A reality based independent journal of observation & analysis, serving the Flathead Valley & Montana since 2006. © James Conner.

21 September 2016

21st century learning — A slogan for winning school bond elections?
This decade’s education enthusiasm? A scheme for selling computers?

The correct answer? All of the above. The phrase permeates school bond election campaigns. An organization comprising computer manufacturers and cable communications companies touts 21st century learning. And it pops up in essays by educators, such as the vote-for-the-bond oped by Michele Paine, Assistant Principal at Flathead High School, that ran in Sunday’s InterLake:

The innovative classrooms that will replace the 80- and 100-year-old lecture hall and half floors give our students flexible learning space. The lecture hall at Flathead High School is a cavernous, two-story room that can house 100 students in the university style of giant classrooms. This seating works for lecture style instruction but is not conducive to 21st century learning. Students need to collaborate in groups and tackle tasks using technology, texts and other learning tools.

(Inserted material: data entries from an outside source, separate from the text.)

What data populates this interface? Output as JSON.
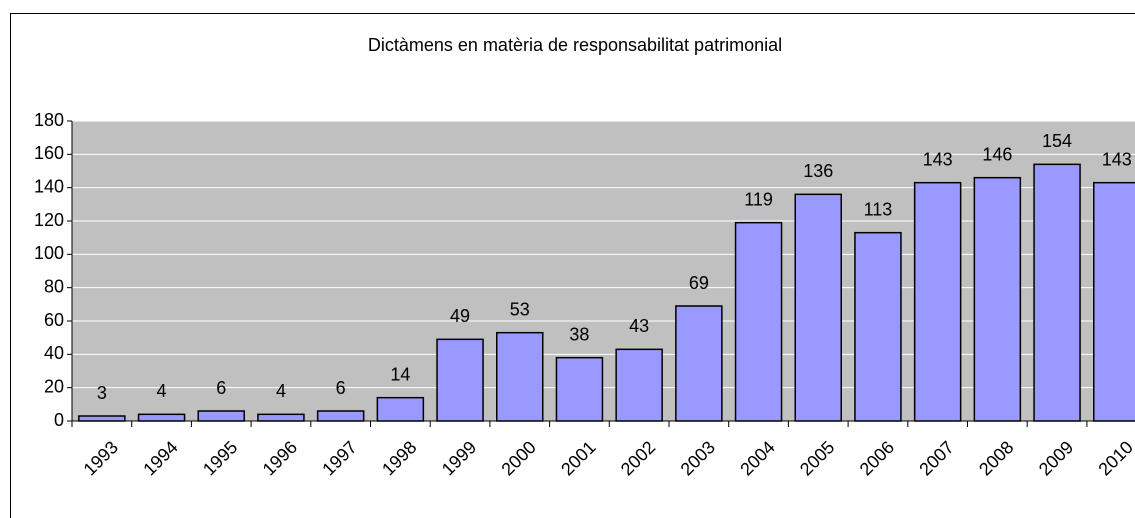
{
  "chart_data": {
    "type": "bar",
    "title": "Dictàmens en matèria de responsabilitat patrimonial",
    "categories": [
      "1993",
      "1994",
      "1995",
      "1996",
      "1997",
      "1998",
      "1999",
      "2000",
      "2001",
      "2002",
      "2003",
      "2004",
      "2005",
      "2006",
      "2007",
      "2008",
      "2009",
      "2010"
    ],
    "values": [
      3,
      4,
      6,
      4,
      6,
      14,
      49,
      53,
      38,
      43,
      69,
      119,
      136,
      113,
      143,
      146,
      154,
      143
    ],
    "color": "#9999ff",
    "ylim": [
      0,
      180
    ],
    "yticks": [
      0,
      20,
      40,
      60,
      80,
      100,
      120,
      140,
      160,
      180
    ],
    "grid": true
  }
}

I’m impressed by Paine’s sincerity and enthusiasm, but not by her arguments.

Twenty-first century learning, which I’m going to call 21CL, often is described as the three — but sometimes four — Cs: creativity, communication, and collaboration. The fourth C is critical thinking. Some would say there’s a fifth C: con artistry.

The 21CL Cs are the way today’s students are expected to learn the three Rs: reading, ‘riting, and ‘rithmetic. My generation mastered those, and other, subjects while sitting at a desk, paying attention to our teachers, taking careful notes, followed by hours of homework. Today’s generation learns to spell and do math with a computer while sitting at a table and chatting up a storm with other children (collaboration). Watching, teams of teachers beam, clasp their hands in satisfaction, cooing to each other, “Oh, how well they work and play together.”

The parents of the collaborators, instead of supervising homework, organize to demand that their little darlings not be subjected to the trauma of standardized tests. This, too, delights the teachers, who fear they might be evaluated on the results of those tests instead of on how many credits of continuing education they complete at the academics without rigor summer sessions at Mickey Mouse State College.

Here’s the old school truth about collaboration: it’s a con. Honor student Johnny is assigned to work with dunderheads Prudence, Rufus, and Nan. Johnny does all the work to earn an A, then has to share his grade with his companions, who on their own would be lucky to receive Cs and Ds. That raises the grade point average of the class and his fellow collaborators while cheapening the A he earned. Johnny’s teachers exploit this outrage by publishing a paper reporting that collaboration raises grades.

But the con sounds good — that’s the nature of cons. Which is why educators ooze enthusiasm for 21CL, just like previous generations of educators oozed enthusiasm for the education panaceas of their day, and why Paine and School District 5 want to raze a perfectly good lecture hall and replace it with expensive, computerized, interactive, whizz bang dandy, classrooms and an even more expensive new gymnasium.

Will the students benefit if the bond passes and they are condemned to the shifting spaces of 21CL environments? Not likely. Students who want to learn will master difficult subjects studying by candlelight in a frosty tarpaper shack in a war zone. Those who do not want to learn will find a way to hack their school issued laptop or iPad to play video games that glorify violence and demean women.

Will the teachers and administrators benefit? Sure, some will. Everyone likes a nice place to work.

But the group that benefits most from 21CL is the consortium of computer manufacturers and communications companies that forms organizations such as P21, the Partnership for 21st Century Learning, whose primary partners are:

  • Government:
  • U.S. Department of Education
  • Founding Organizations:
  • AOL Time Warner Foundation
  • Apple Computer, Inc.
  • Cable in the Classroom
  • Cisco Systems, Inc.
  • Dell Computer Corporation
  • Microsoft Corporation
  • National Education Association
  • SAP
  • Individuals:
  • Ken Kay, President and Co-Founder
  • Diny Golder-Dardis, Special Advisor and Co-Founder

If parents, educators, and school board members, embrace 21CL’s tenets, these corporations stand to make billions selling computers, routers, and other communications hardware and software, to local school districts. A lot of 21CL theology is little more than greed masquerading as altruistic principle and pedagogical revelation, but it has an almost narcotic effect that causes people to stop thinking critically.

There’s still a place in our high schools for large lecture halls. We should not be collaborating to tear them down.